Gah! Intergrated chipset evil!

So I was over a friends house today to play with his spangly new computer, several games underarm I checked the pc's specs everything checked out multicore this gigabytes that but wait! GAH! What was this an Integrated Intel chipset? Something which in some of the more nerdier circles is whispered in hushed tones of revulsion. He would be unable to play most of the games I had brought and the ones he could run would be reduced to 'orrible juddery slide shows of PC gaming's current finest.

Why the hell do Intel do this? They dress up these things to read like the second coming of the electronic messiah in advertisements but when you get down to it there about as powerful as a calculator, like every other sector of the hardware league Intel and AMD are in a constant battle to produce the fastest zippiest processor, even at the budget end of the spectrum there processors are still more than adequate to run a modern game respectably so why are there graphic chipsets so crap?

Of course you could argue that these onboard graphic chipsets aren't really graphics sets but merely something to display windows, perhaps display video and the ever cheeky office game of solitaire, while it falls to dedicated video card makers ATI and NVIDIA to produce something that caters to anybody wanting to do anything more demanding than run Windows but with the recent purchase of ATI by Intel rival AMD this has been put into question.

Microsoft's next iteration of Windows Vista, has a new graphical interface named Aero glass that pretty much demands a card capable of displaying these complex graphical titbits, a bog standard Intel integrated job by simply won't cut it. This coupled with the ever increasing popularity of high definition video endures that the casual e-mail sending, web surfing pc user is going to require something much more powerful.

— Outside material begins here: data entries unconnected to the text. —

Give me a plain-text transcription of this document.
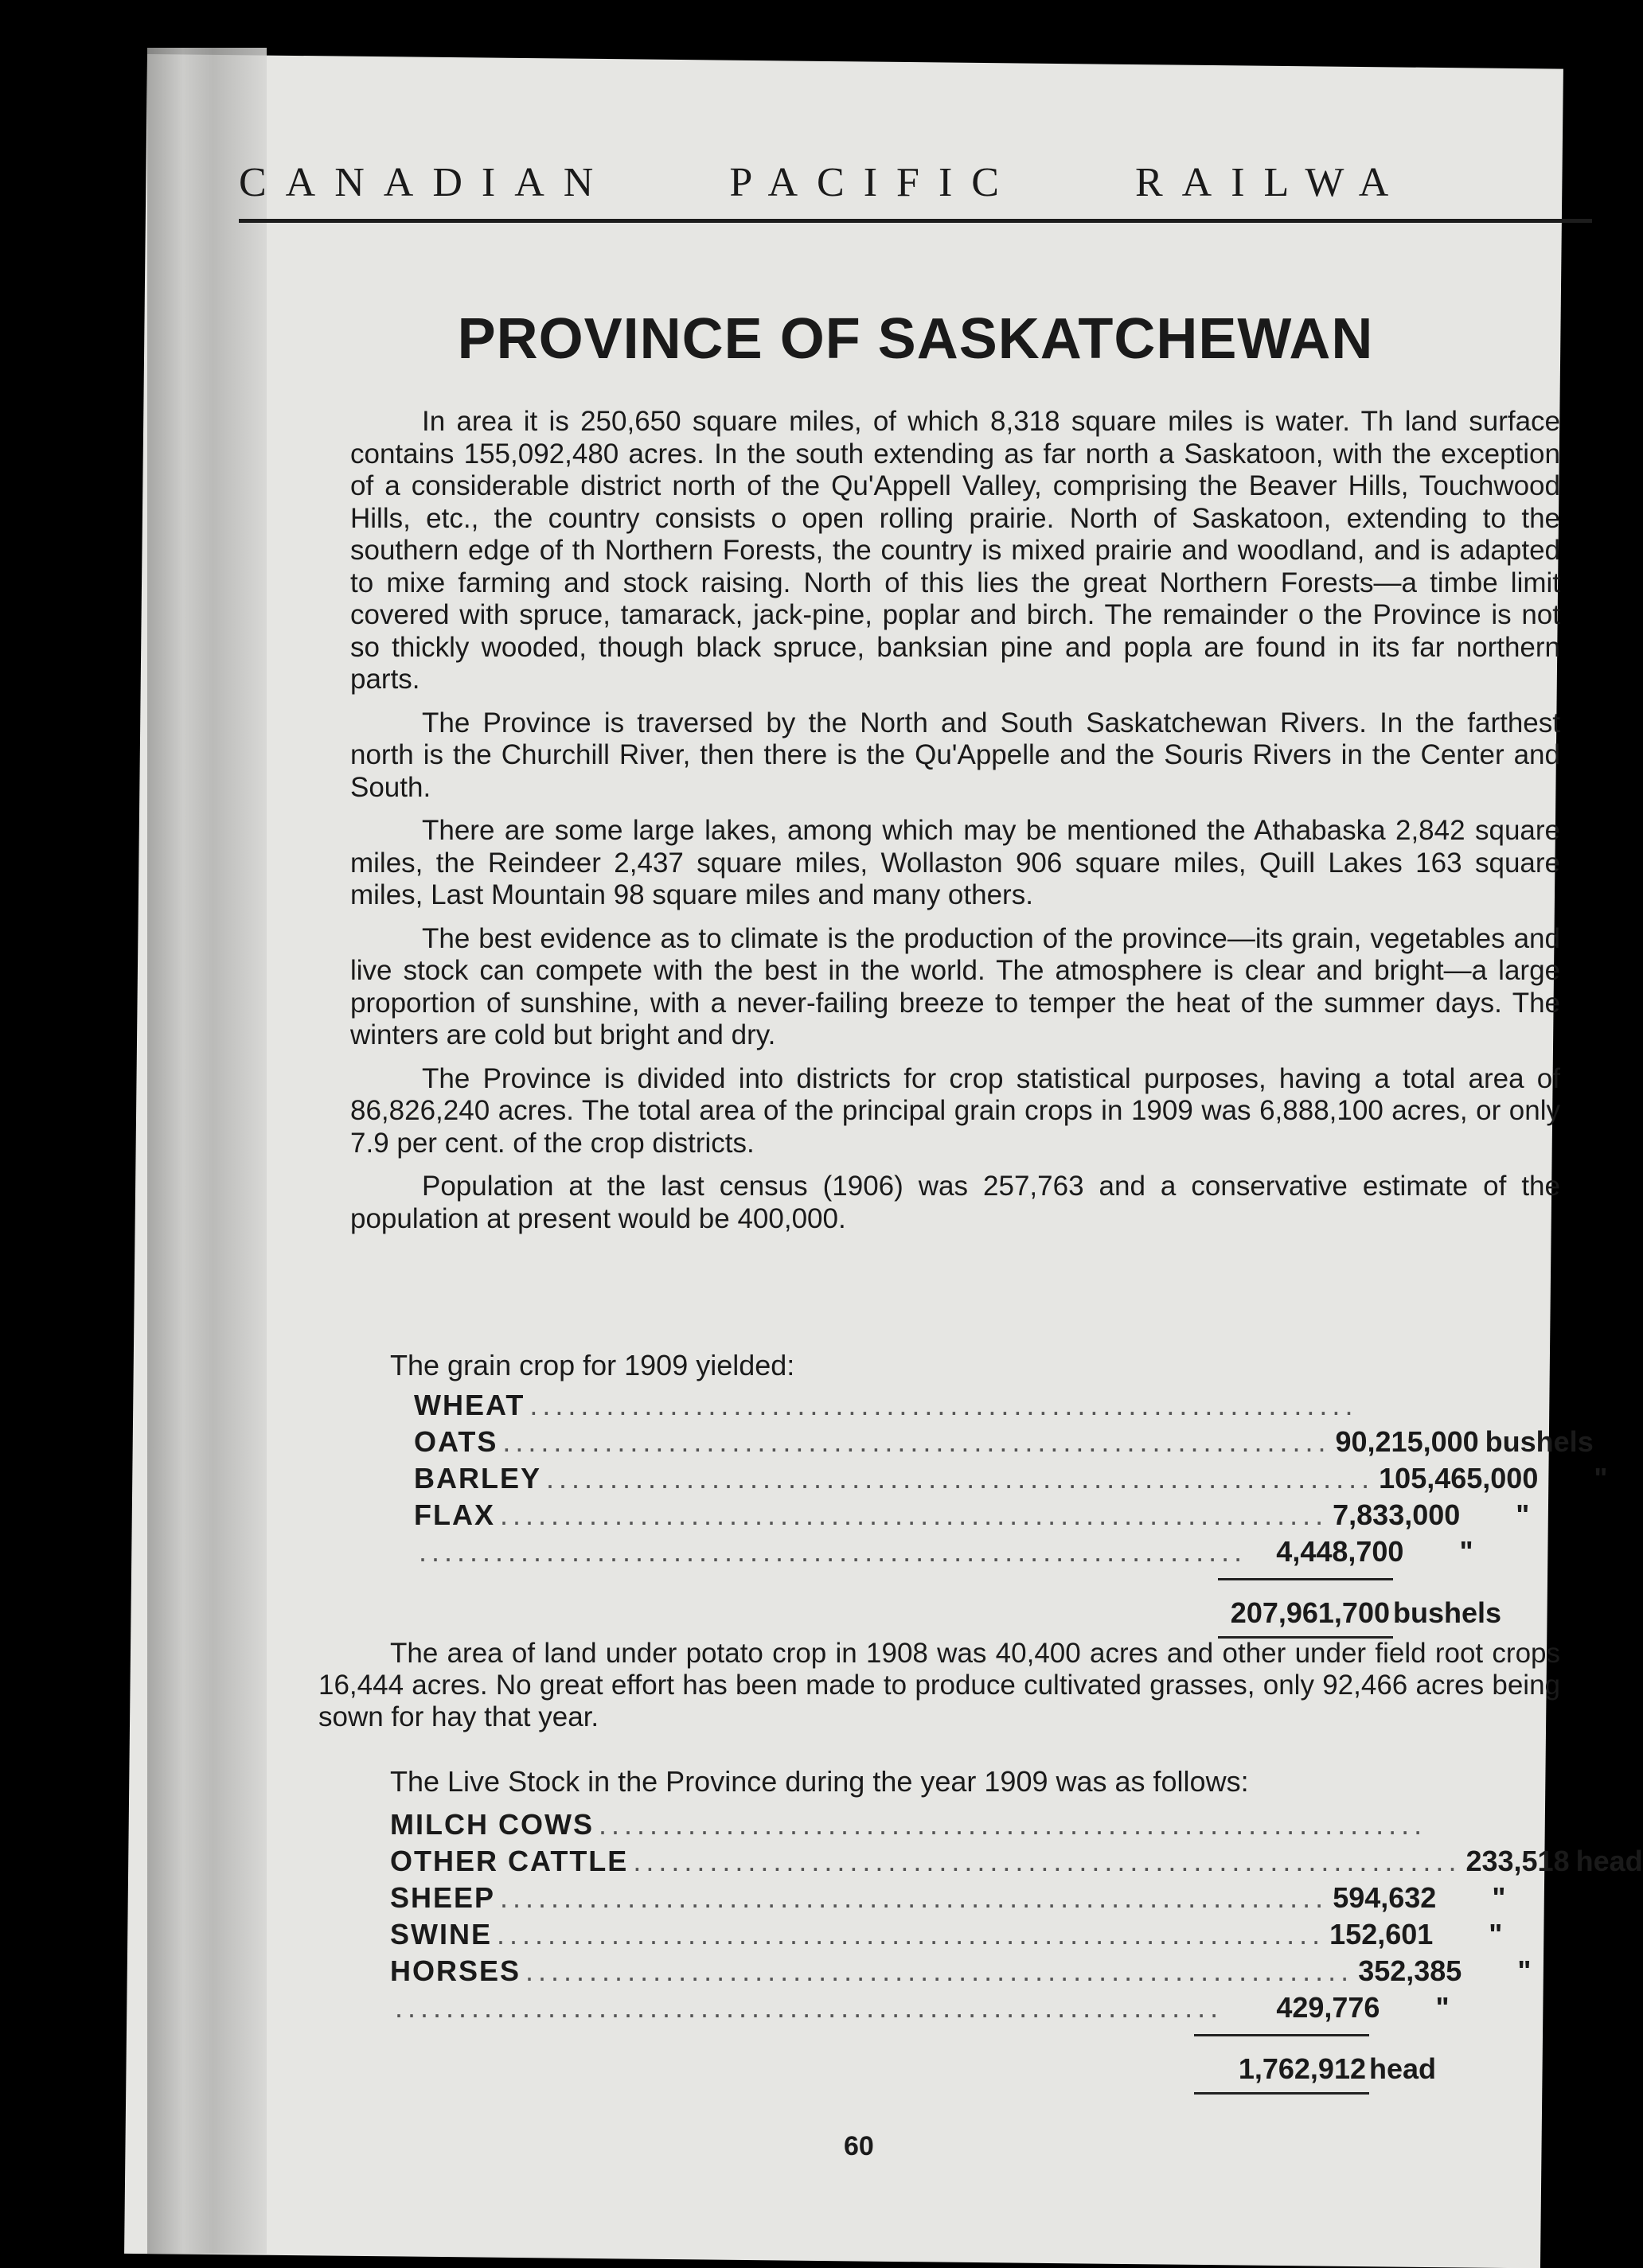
CANADIAN	PACIFIC	RAILWA
PROVINCE OF SASKATCHEWAN

In area it is 250,650 square miles, of which 8,318 square miles is water. Th land surface contains 155,092,480 acres. In the south extending as far north a Saskatoon, with the exception of a considerable district north of the Qu'Appell Valley, comprising the Beaver Hills, Touchwood Hills, etc., the country consists o open rolling prairie. North of Saskatoon, extending to the southern edge of th Northern Forests, the country is mixed prairie and woodland, and is adapted to mixe farming and stock raising. North of this lies the great Northern Forests—a timbe limit covered with spruce, tamarack, jack-pine, poplar and birch. The remainder o the Province is not so thickly wooded, though black spruce, banksian pine and popla are found in its far northern parts.

The Province is traversed by the North and South Saskatchewan Rivers. In the farthest north is the Churchill River, then there is the Qu'Appelle and the Souris Rivers in the Center and South.

There are some large lakes, among which may be mentioned the Athabaska 2,842 square miles, the Reindeer 2,437 square miles, Wollaston 906 square miles, Quill Lakes 163 square miles, Last Mountain 98 square miles and many others.

The best evidence as to climate is the production of the province—its grain, vegetables and live stock can compete with the best in the world. The atmosphere is clear and bright—a large proportion of sunshine, with a never-failing breeze to temper the heat of the summer days. The winters are cold but bright and dry.

The Province is divided into districts for crop statistical purposes, having a total area of 86,826,240 acres. The total area of the principal grain crops in 1909 was 6,888,100 acres, or only 7.9 per cent. of the crop districts.

Population at the last census (1906) was 257,763 and a conservative estimate of the population at present would be 400,000.

The grain crop for 1909 yielded:
WHEAT .................................................................
OATS ................................................................. 90,215,000 bushels
BARLEY ................................................................. 105,465,000	"
FLAX ................................................................. 7,833,000	"
.................................................................	4,448,700	"
207,961,700 bushels

The area of land under potato crop in 1908 was 40,400 acres and other under field root crops 16,444 acres. No great effort has been made to produce cultivated grasses, only 92,466 acres being sown for hay that year.

The Live Stock in the Province during the year 1909 was as follows:
MILCH COWS .................................................................
OTHER CATTLE ................................................................. 233,518 head
SHEEP ................................................................. 594,632	"
SWINE ................................................................. 152,601	"
HORSES ................................................................. 352,385	"
.................................................................	429,776	"
1,762,912 head
60
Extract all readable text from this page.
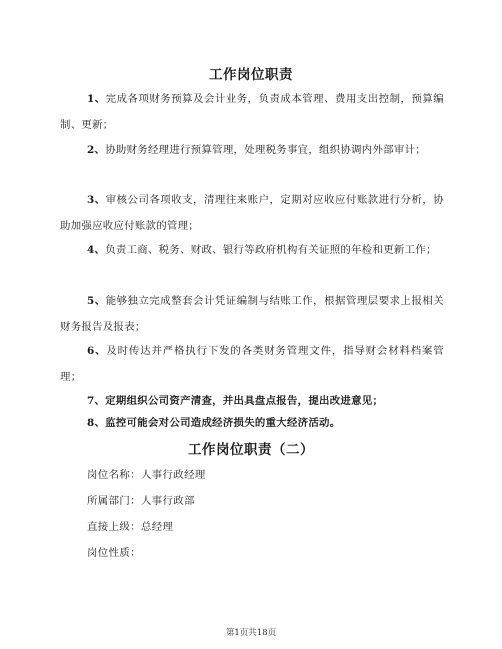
工作岗位职责

1、完成各项财务预算及会计业务，负责成本管理、费用支出控制，预算编制、更新；

2、协助财务经理进行预算管理，处理税务事宜，组织协调内外部审计；

3、审核公司各项收支，清理往来账户，定期对应收应付账款进行分析，协助加强应收应付账款的管理；

4、负责工商、税务、财政、银行等政府机构有关证照的年检和更新工作；

5、能够独立完成整套会计凭证编制与结账工作，根据管理层要求上报相关财务报告及报表；

6、及时传达并严格执行下发的各类财务管理文件，指导财会材料档案管理；

7、定期组织公司资产清查，并出具盘点报告，提出改进意见；

8、监控可能会对公司造成经济损失的重大经济活动。

工作岗位职责（二）
岗位名称：人事行政经理
所属部门：人事行政部
直接上级：总经理
岗位性质：
第1页共18页
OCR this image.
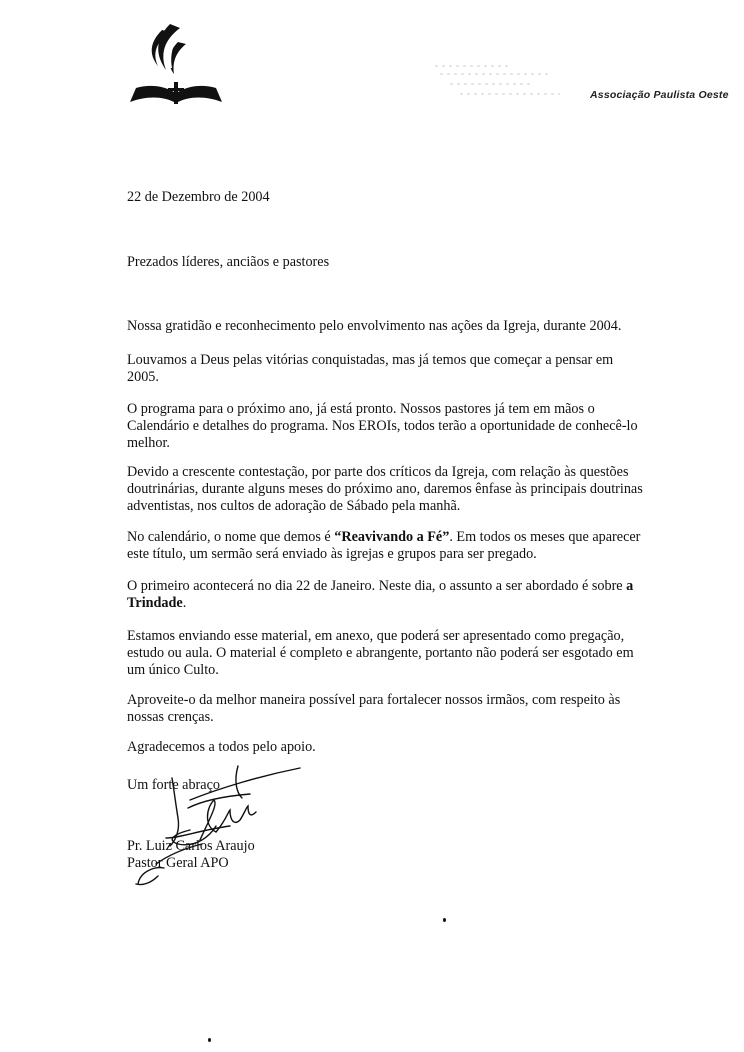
Associação Paulista Oeste

22 de Dezembro de 2004

Prezados líderes, anciãos e pastores

Nossa gratidão e reconhecimento pelo envolvimento nas ações da Igreja, durante 2004.

Louvamos a Deus pelas vitórias conquistadas, mas já temos que começar a pensar em 2005.

O programa para o próximo ano, já está pronto. Nossos pastores já tem em mãos o Calendário e detalhes do programa. Nos EROIs, todos terão a oportunidade de conhecê-lo melhor.

Devido a crescente contestação, por parte dos críticos da Igreja, com relação às questões doutrinárias, durante alguns meses do próximo ano, daremos ênfase às principais doutrinas adventistas, nos cultos de adoração de Sábado pela manhã.

No calendário, o nome que demos é “Reavivando a Fé”. Em todos os meses que aparecer este título, um sermão será enviado às igrejas e grupos para ser pregado.

O primeiro acontecerá no dia 22 de Janeiro. Neste dia, o assunto a ser abordado é sobre a Trindade.

Estamos enviando esse material, em anexo, que poderá ser apresentado como pregação, estudo ou aula. O material é completo e abrangente, portanto não poderá ser esgotado em um único Culto.

Aproveite-o da melhor maneira possível para fortalecer nossos irmãos, com respeito às nossas crenças.

Agradecemos a todos pelo apoio.

Um forte abraço

Pr. Luiz Carlos Araujo

Pastor Geral APO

Of course its the corporations that ultimately control this, PC makers such as Dell concentrate on the more recognisable indicators of a systems power in advertisements when targeting there casual pc using audience the choice of graphic chipsets often seems like second fiddle to the more recognisable representations of a pc's power namely a headline dominating processor speed and ram size these are the numbers the general public understands, so long as it sounds big and flashy its ok.

Additionally its companies like Dell's biggest customers that also effects this the most not the casual pc user but the IT sectors of gigantic corporations if it costs a IT manager an additional $5 to increase the graphics chipset to something approaching respectable speed what’s the harm but increase that over 50,000 pc's and suddenly you see why graphic cards are sill are luxury.